A glimpse of “ping-pong diplomacy” recalled a bygone era on Monday. It came before Foreign Minister Wang Yi called on the United States to stop “smearing” China’s Communist Party.
Dating back to 1972, the footage between Chinese and American table tennis players paved the way for then US President Richard Nixon’s visit to Beijing to meet Chairman Mao Zedong.
How times have changed. Nearly 50 years later, the world’s two largest economies are locked in not only a “strategic rivalry” but a moral one as well.
“We urge the United States to stop smearing the [ruling] Communist Party of China [CCP] and our political system, stop conniving at, or even supporting, the erroneous words and actions of separatist forces for ‘Taiwan independence,’” Wang said at a forum with the less than catchy title of Promoting Dialogue and Cooperation and Managing Differences: Bring China-US Relations Back to the Right Track.
There was also an olive branch entangled within the barbwire. But it might not be strong enough to hold together Sino-American relations.
- Wang said Washington needed to remove tariffs on Chinese goods and abandon sanctions on China’s tech sector.
- That would involve ripping up the policy put in place by former US President Donald Trump.
- Joe Biden’s White House has signaled there is room for maneuver on issues such as Climate China, Covid-19 and nuclear proliferation.
- Core problems remain such as predatory trade practices, rising tension in the South China Sea and the bullying of democratic Taiwan.
- The island is considered a renegade province by China with Beijing threatening to take it back by force if necessary.
- Human rights abuses in Xinjiang and Hong Kong have added to the toxic mix.
- Up to 1.4 million Uighur Muslims have been held in internment camps in Xinjiang province.
- Media reports containing allegations of “rape and torture” have horrified the international community while being strenuously denied by President Xi Jinping’s administration.

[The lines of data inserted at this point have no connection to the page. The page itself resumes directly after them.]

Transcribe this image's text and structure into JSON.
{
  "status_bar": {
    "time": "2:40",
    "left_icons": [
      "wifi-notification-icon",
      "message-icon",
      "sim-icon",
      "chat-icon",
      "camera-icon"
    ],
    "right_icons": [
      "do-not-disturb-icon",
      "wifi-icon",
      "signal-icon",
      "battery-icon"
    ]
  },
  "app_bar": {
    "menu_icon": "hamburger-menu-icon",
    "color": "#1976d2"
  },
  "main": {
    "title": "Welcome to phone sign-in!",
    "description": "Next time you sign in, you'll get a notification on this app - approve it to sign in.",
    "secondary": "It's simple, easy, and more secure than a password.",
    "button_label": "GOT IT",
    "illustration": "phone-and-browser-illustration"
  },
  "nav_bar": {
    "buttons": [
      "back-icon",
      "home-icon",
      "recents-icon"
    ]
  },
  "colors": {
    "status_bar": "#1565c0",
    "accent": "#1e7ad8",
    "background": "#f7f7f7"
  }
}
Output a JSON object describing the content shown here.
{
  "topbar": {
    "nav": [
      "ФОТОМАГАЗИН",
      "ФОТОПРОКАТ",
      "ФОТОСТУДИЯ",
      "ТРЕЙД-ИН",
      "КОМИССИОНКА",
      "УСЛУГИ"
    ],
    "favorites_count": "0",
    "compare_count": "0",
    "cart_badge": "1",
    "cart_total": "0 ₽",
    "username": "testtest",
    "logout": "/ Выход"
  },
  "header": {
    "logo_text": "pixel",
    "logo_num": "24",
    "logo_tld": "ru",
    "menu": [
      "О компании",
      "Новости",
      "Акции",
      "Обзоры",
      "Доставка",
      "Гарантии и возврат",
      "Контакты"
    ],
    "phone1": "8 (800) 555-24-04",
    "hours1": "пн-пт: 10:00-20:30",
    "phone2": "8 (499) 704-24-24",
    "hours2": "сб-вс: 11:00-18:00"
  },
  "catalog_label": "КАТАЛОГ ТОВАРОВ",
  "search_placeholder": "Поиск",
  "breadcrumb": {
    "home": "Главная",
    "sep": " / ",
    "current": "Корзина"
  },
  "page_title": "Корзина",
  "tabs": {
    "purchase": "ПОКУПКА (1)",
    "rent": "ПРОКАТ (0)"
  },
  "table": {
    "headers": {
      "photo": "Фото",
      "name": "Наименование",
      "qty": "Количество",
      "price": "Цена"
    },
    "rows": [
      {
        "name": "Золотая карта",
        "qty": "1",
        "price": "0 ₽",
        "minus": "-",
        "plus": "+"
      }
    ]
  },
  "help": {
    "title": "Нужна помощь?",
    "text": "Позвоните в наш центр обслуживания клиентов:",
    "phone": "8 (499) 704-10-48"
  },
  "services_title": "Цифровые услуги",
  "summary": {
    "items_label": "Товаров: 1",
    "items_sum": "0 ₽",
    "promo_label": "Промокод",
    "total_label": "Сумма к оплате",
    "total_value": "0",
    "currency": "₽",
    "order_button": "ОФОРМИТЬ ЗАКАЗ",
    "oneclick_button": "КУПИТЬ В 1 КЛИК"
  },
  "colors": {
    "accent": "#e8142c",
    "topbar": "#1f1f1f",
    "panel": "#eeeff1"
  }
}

What was said: Wang pointed out that “removing tariffs on Chinese goods” and abandoning the “irrational suppression” of the Chinese “tech sector” would create the conditions for cooperation. “The United States [has] basically cut off bilateral dialogue at all levels. We stand ready to hold candid [discussions] with the US to solve these problems. We have no intention to challenge or replace the United States. [During the past] 40 years, the Chinese and American peoples [have] enjoyed a long-standing friendship,” he said.
Reaction to the news: “To re-engage in a dialogue, both sides need to put forward their demands before returning to the negotiation table. China is showing such sincerity,” Gao Lingyun, of the Chinese Academy of Social Sciences in Beijing, told the state-owned Global Times.
Delve deeper: On Friday, President Biden warned that China poses a “long-term strategic” challenge. “We cannot and must not return to the rigid blocs of the Cold War. Competition must not lock out cooperation on issues that affect us all. For example, we must cooperate if we’re going to defeat Covid-19 everywhere,” he said after the Group of Seven virtual summit.
Collaboration, not confrontation: “We must prepare together for long-term strategic competition with China. How the United States, Europe, and Asia work together to secure the peace and defend our shared values and advance our prosperity across the Pacific will be among the most consequential efforts we undertake,” Biden said in his “America is Back” speech, referring to Washington’s allies.
China factor comment: Last week, US Treasury Secretary Janet Yellen confirmed that the Trump-era tariffs would stay in place. Only a commitment by China to scrap its predator trading practices would solve the conundrum. Sanctions on Chinese high-tech companies such as Huawei are also unlikely to be eased. In a geopolitical version of roulette, these are bargaining chips to combat Beijing’s state-sponsored economic policy.